Stocks have outperformed almost all assets with their returns over time. This makes them a valuable investment for creating wealth in the long run. Therefore, investors should allocate some of their savings to stocks, especially to meet long-term financial goals like retirement. However, as stocks are inherently risky, investors should consider shares of fundamentally strong companies with the potential to deliver profitable growth for decades.
Against this backdrop, let’s delve into five Canadian stocks you can confidently invest $500 in right now.
goeasy
goeasy (TSX:GSY) is one of the top stocks to own right now. The company provides lending services to subprime lenders and has consistently delivered strong double-digit sales and earnings growth, which drive its share price higher. goeasy’s revenue has sported a compound annual growth rate (CAGR) of 17.7% since 2012. During the same period, its bottom line increased at a CAGR of 29.5%. Thanks to the stellar financials, goeasy stock appreciated 1,047% in the past decade.
Besides solid capital gains, goeasy’s shareholders have benefitted from its growing dividend payments. Its dividend has been growing incredibly fast. Looking ahead, the momentum in goeasy’s business will likely sustain driven by the large addressable market, diversified funding sources, geographic expansion, and steady credit performance.
Alimentation Couche-Tard
Alimentation Couche-Tard (TSX:ATD) is another solid long-term investment due to its durable revenue and earnings. This convenience store operator operates a low-risk business. Moreover, its top and bottom lines have grown at a CAGR of 7.3% and 18.8%, respectively, in the past decade. Thanks to its growing earnings base, Couche-Tard stock is up about 423% in 10 years. Moreover, Couche-Tard has increased its dividend at a CAGR of 26.6% during the same time.

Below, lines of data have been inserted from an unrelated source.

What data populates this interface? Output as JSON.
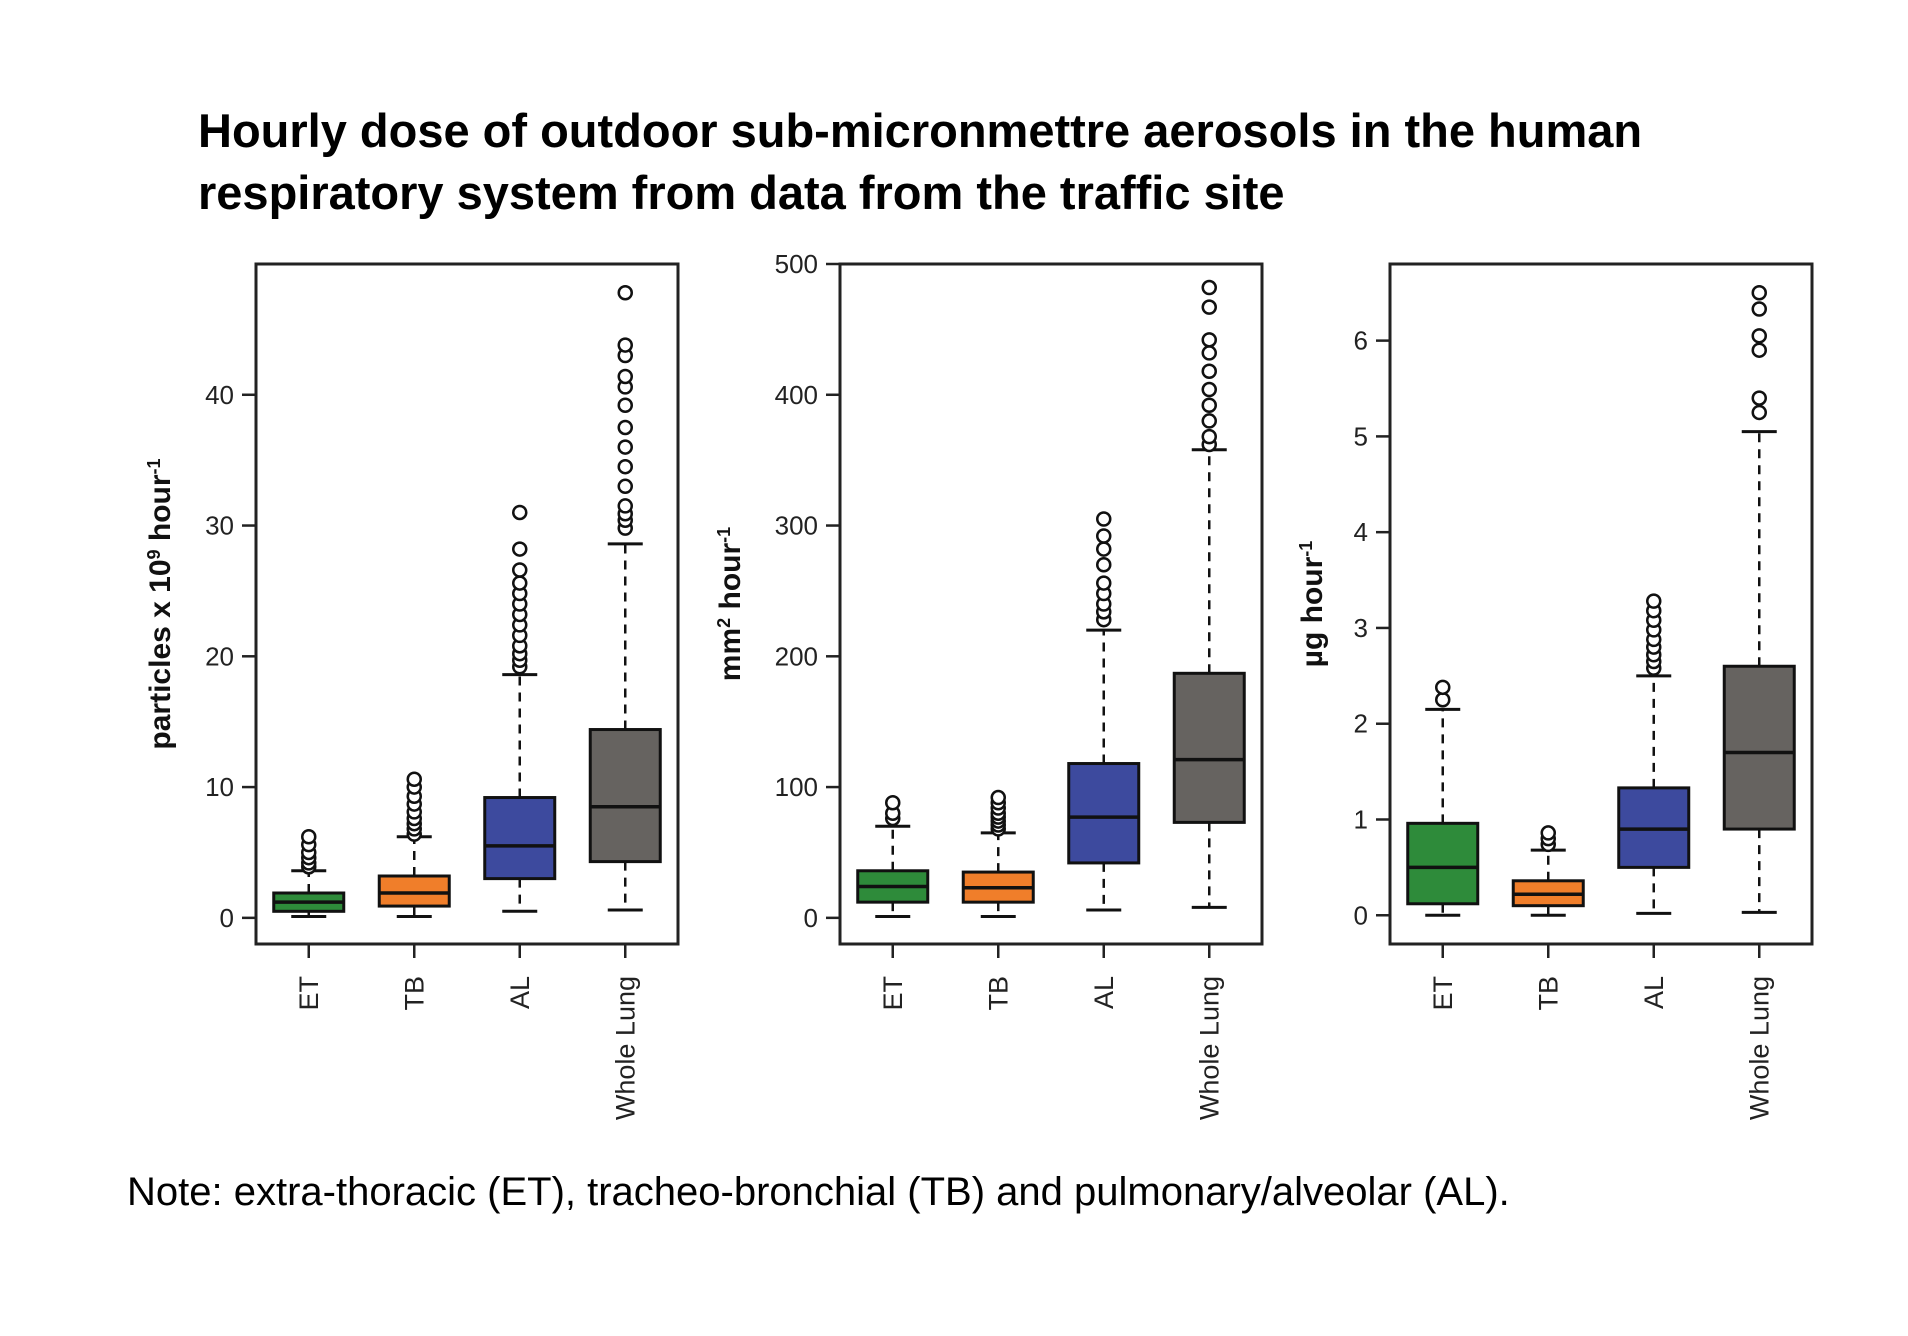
{
  "title_lines": [
    "Hourly dose of outdoor sub-micronmettre aerosols in the human",
    "respiratory system from data from the traffic site"
  ],
  "note": "Note: extra-thoracic (ET), tracheo-bronchial (TB) and pulmonary/alveolar (AL).",
  "colors": {
    "ET": "#2e8b3a",
    "TB": "#f07e2a",
    "AL": "#3d4a9e",
    "Whole Lung": "#666360"
  },
  "chart_data": [
    {
      "type": "box",
      "ylabel_main": "particles x 10",
      "ylabel_sup1": "9",
      "ylabel_mid": " hour",
      "ylabel_sup2": "-1",
      "ylim": [
        -2,
        50
      ],
      "yticks": [
        0,
        10,
        20,
        30,
        40
      ],
      "categories": [
        "ET",
        "TB",
        "AL",
        "Whole Lung"
      ],
      "boxes": [
        {
          "category": "ET",
          "whisker_low": 0.1,
          "q1": 0.5,
          "median": 1.2,
          "q3": 1.9,
          "whisker_high": 3.6,
          "outliers": [
            3.9,
            4.2,
            4.6,
            5.0,
            5.6,
            6.2
          ]
        },
        {
          "category": "TB",
          "whisker_low": 0.1,
          "q1": 0.9,
          "median": 1.9,
          "q3": 3.2,
          "whisker_high": 6.2,
          "outliers": [
            6.4,
            6.8,
            7.2,
            7.6,
            8.1,
            8.7,
            9.3,
            10.0,
            10.6
          ]
        },
        {
          "category": "AL",
          "whisker_low": 0.5,
          "q1": 3.0,
          "median": 5.5,
          "q3": 9.2,
          "whisker_high": 18.6,
          "outliers": [
            19.2,
            19.7,
            20.2,
            20.8,
            21.6,
            22.4,
            23.2,
            24.0,
            24.8,
            25.6,
            26.6,
            28.2,
            31.0
          ]
        },
        {
          "category": "Whole Lung",
          "whisker_low": 0.6,
          "q1": 4.3,
          "median": 8.5,
          "q3": 14.4,
          "whisker_high": 28.6,
          "outliers": [
            29.8,
            30.4,
            30.9,
            31.5,
            33.0,
            34.5,
            36.0,
            37.5,
            39.2,
            40.6,
            41.4,
            43.0,
            43.8,
            47.8
          ]
        }
      ]
    },
    {
      "type": "box",
      "ylabel_main": "mm",
      "ylabel_sup1": "2",
      "ylabel_mid": " hour",
      "ylabel_sup2": "-1",
      "ylim": [
        -20,
        500
      ],
      "yticks": [
        0,
        100,
        200,
        300,
        400,
        500
      ],
      "categories": [
        "ET",
        "TB",
        "AL",
        "Whole Lung"
      ],
      "boxes": [
        {
          "category": "ET",
          "whisker_low": 1,
          "q1": 12,
          "median": 24,
          "q3": 36,
          "whisker_high": 70,
          "outliers": [
            76,
            80,
            88
          ]
        },
        {
          "category": "TB",
          "whisker_low": 1,
          "q1": 12,
          "median": 23,
          "q3": 35,
          "whisker_high": 65,
          "outliers": [
            68,
            71,
            74,
            77,
            80,
            84,
            88,
            92
          ]
        },
        {
          "category": "AL",
          "whisker_low": 6,
          "q1": 42,
          "median": 77,
          "q3": 118,
          "whisker_high": 220,
          "outliers": [
            228,
            234,
            240,
            248,
            256,
            270,
            282,
            292,
            305
          ]
        },
        {
          "category": "Whole Lung",
          "whisker_low": 8,
          "q1": 73,
          "median": 121,
          "q3": 187,
          "whisker_high": 358,
          "outliers": [
            362,
            368,
            380,
            392,
            404,
            418,
            432,
            442,
            467,
            482
          ]
        }
      ]
    },
    {
      "type": "box",
      "ylabel_main": "µg hour",
      "ylabel_sup1": "",
      "ylabel_mid": "",
      "ylabel_sup2": "-1",
      "ylim": [
        -0.3,
        6.8
      ],
      "yticks": [
        0,
        1,
        2,
        3,
        4,
        5,
        6
      ],
      "categories": [
        "ET",
        "TB",
        "AL",
        "Whole Lung"
      ],
      "boxes": [
        {
          "category": "ET",
          "whisker_low": 0.0,
          "q1": 0.12,
          "median": 0.5,
          "q3": 0.96,
          "whisker_high": 2.15,
          "outliers": [
            2.25,
            2.38
          ]
        },
        {
          "category": "TB",
          "whisker_low": 0.0,
          "q1": 0.1,
          "median": 0.22,
          "q3": 0.36,
          "whisker_high": 0.68,
          "outliers": [
            0.74,
            0.8,
            0.86
          ]
        },
        {
          "category": "AL",
          "whisker_low": 0.02,
          "q1": 0.5,
          "median": 0.9,
          "q3": 1.33,
          "whisker_high": 2.5,
          "outliers": [
            2.58,
            2.65,
            2.72,
            2.8,
            2.88,
            2.98,
            3.08,
            3.18,
            3.28
          ]
        },
        {
          "category": "Whole Lung",
          "whisker_low": 0.03,
          "q1": 0.9,
          "median": 1.7,
          "q3": 2.6,
          "whisker_high": 5.05,
          "outliers": [
            5.25,
            5.4,
            5.9,
            6.05,
            6.33,
            6.5
          ]
        }
      ]
    }
  ]
}
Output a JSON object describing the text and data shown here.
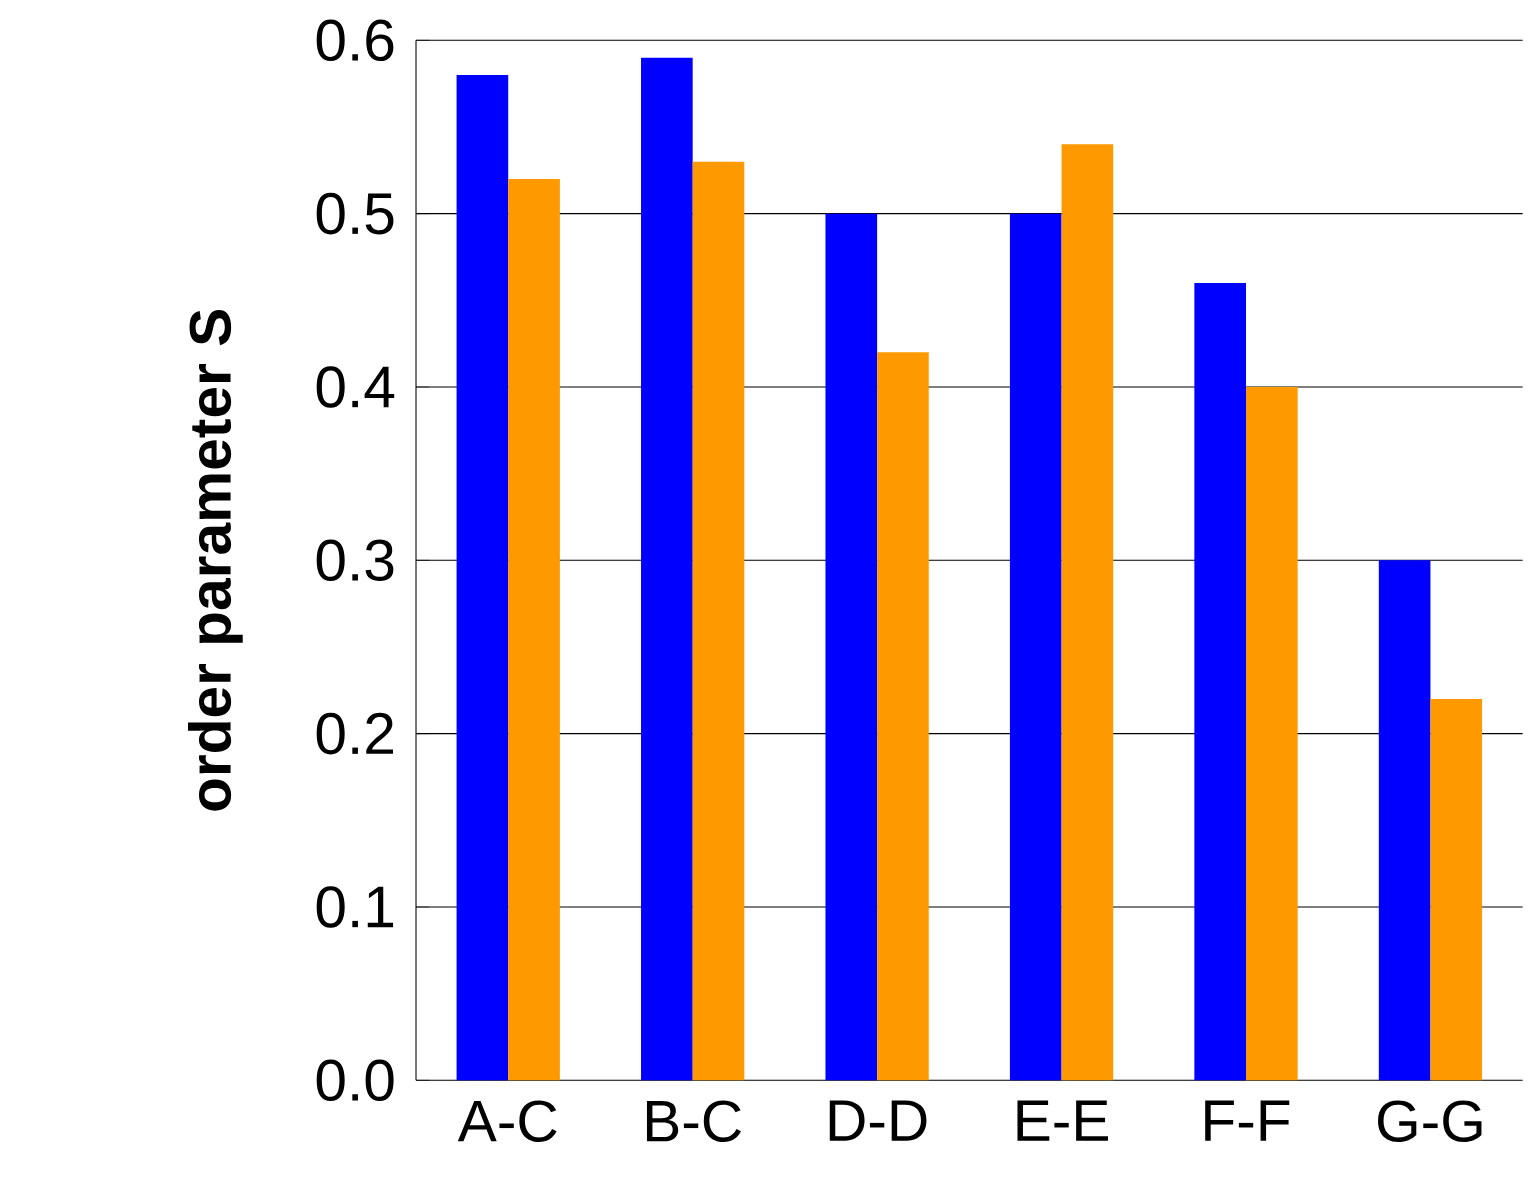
{
  "chart_data": {
    "type": "bar",
    "ylabel": "order parameter S",
    "categories": [
      "A-C",
      "B-C",
      "D-D",
      "E-E",
      "F-F",
      "G-G"
    ],
    "series": [
      {
        "color": "#0000ff",
        "values": [
          0.58,
          0.59,
          0.5,
          0.5,
          0.46,
          0.3
        ]
      },
      {
        "color": "#ff9900",
        "values": [
          0.52,
          0.53,
          0.42,
          0.54,
          0.4,
          0.22
        ]
      }
    ],
    "ylim": [
      0,
      0.6
    ],
    "yticks": [
      {
        "value": 0,
        "label": "0.0"
      },
      0.1,
      0.2,
      0.3,
      0.4,
      0.5,
      0.6
    ],
    "grid": "y"
  }
}
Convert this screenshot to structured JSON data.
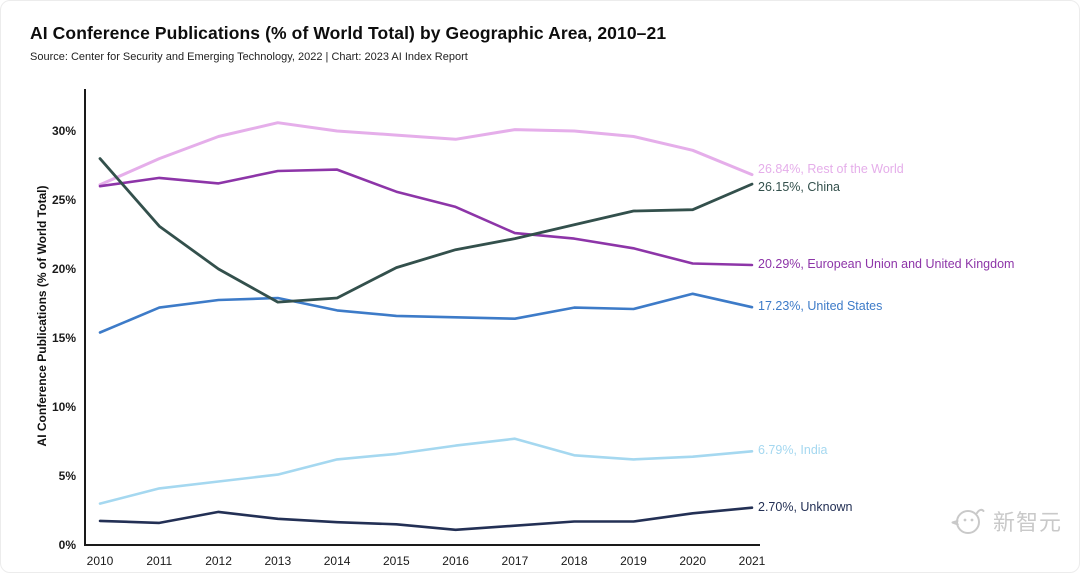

Couche-Tard’s growing store base, expansion of private label offerings, and operational efficiencies will likely drive its top and bottom lines. Further, its strategic acquisitions will accelerate its growth rate, enabling the company to deliver solid earnings and higher dividends.
Dollarama
Like Couche-Tard, Dollarama (TSX:DOL) is another top stock to buy now. Its defensive business model, high growth rate, and focus on enhancing shareholders’ return through higher payouts make it a compelling investment for investors looking for stability, capital appreciation, and income. DOL stock has gained over 637% in the past decade, outperforming the broader market by a wide margin. Moreover, it has consistently increased its dividends during the same period.
Dollarama’s value pricing strategy, extensive store network, direct sourcing strategy, and initiatives to reduce merchandise costs bode well for long-term growth. Moreover, its growing earnings base would enable the company to consistently return cash to its shareholders through annual dividend growth.
Shopify
Shopify (TSX:SHOP) stock has lost substantial value from its peak. Despite the correction, SHOP stock has delivered an impressive 299% return in the last five years. This e-commerce platform provider is well-positioned to capitalize on the ongoing digital shift. Its ability to drive volumes and deliver solid revenue growth in all market conditions and growing share of e-commerce retail sales provide a solid foundation for future growth.
Further, Shopify’s ongoing transition toward an asset-light business model, innovative product launches, growing adoption of new products, and focus on delivering profitable growth supports my bull case. Also, its improving take rate and go-to-market strategy augur well for growth.
Canadian Natural Resources
Investors could consider Canadian Natural Resources (TSX:CNQ). This oil and gas company’s top-quality asset base and focus on rewarding its shareholders with higher dividend payments make it a compelling investment that generates solid capital gains and regular income. Canadian Natural Resources stock has risen about 269% in five years. Further, it has increased its dividend at a CAGR of 21% in the last 24 years.
The energy producer’s long-life and diversified asset base and high-value reserves could continue to drive its top line. Further, the company’s cost-cutting measures, low maintenance capital requirement, and robust balance sheet provide a solid underpinning for future growth.